A West Yorkshire man who lied about an inheritance to hide a £173,000 VAT fraud has been jailed for 10 months after an investigation by HM Revenue and Customs (HMRC).
Phillip Morris, from Pontefract, told HMRC officers that his business’s cash-flow was from a family inheritance. But the business did not exist and was just a front to commit VAT fraud.
Investigators found suspicious-looking invoices and basic spelling mistakes on doctored bank statements. When they checked with his alleged customers, farming businesses in Herefordshire and Worcestershire, Morris admitted he had falsified invoices from suppliers to claim back VAT and that his business records were also false.

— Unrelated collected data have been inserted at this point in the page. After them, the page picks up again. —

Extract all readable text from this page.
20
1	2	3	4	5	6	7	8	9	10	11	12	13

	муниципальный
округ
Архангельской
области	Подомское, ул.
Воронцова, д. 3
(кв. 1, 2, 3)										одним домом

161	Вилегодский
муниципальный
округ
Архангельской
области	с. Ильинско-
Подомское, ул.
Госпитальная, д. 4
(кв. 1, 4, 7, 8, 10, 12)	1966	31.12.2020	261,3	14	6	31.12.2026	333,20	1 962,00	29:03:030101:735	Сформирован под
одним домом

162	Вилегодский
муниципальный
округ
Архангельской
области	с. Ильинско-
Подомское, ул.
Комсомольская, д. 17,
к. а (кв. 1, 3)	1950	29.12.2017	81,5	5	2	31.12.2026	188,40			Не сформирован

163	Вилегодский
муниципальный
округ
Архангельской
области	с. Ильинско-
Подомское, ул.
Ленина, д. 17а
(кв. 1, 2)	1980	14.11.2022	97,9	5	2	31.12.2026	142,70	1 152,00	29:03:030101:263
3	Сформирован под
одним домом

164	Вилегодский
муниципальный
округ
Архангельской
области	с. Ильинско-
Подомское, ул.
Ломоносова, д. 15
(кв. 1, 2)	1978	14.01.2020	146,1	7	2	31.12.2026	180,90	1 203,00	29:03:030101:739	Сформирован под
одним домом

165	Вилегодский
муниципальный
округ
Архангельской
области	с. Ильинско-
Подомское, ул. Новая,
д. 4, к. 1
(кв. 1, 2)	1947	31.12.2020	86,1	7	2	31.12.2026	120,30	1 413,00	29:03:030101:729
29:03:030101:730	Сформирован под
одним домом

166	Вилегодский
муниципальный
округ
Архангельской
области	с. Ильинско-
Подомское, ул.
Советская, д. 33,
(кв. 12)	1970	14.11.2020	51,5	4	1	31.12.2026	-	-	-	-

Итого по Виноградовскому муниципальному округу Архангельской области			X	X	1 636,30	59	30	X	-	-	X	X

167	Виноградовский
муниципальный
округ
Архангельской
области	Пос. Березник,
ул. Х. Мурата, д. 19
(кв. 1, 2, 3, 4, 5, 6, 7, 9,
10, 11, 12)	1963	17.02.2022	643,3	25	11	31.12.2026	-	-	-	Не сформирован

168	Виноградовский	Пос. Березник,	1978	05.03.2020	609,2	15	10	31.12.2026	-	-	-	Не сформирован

Jo Tyler, Assistant Director, Criminal Investigation, HMRC, said:
“Morris lied to HMRC about a fictitious business to claim money he was not entitled to. His customers were faked, and he created fake business records in an attempt to cover his tracks. Stealing public money is not acceptable when the vast majority of people pay what is due when it’s due. HMRC will pursue every avenue to make sure that the UK’s tax system is not abused in this way.
“If you suspect anyone of committing tax fraud please call us on 0800 59 5000”
Morris said that he had set up an agricultural business buying grass seed and arranging for farmers to grow hay and straw that he later sold. Between July 2012 and July 2013 Morris claimed £173,000 in false VAT repayments. He pleaded guilty to two counts of VAT fraud and was sentenced on 24 November 2014 by Leeds Crown Court.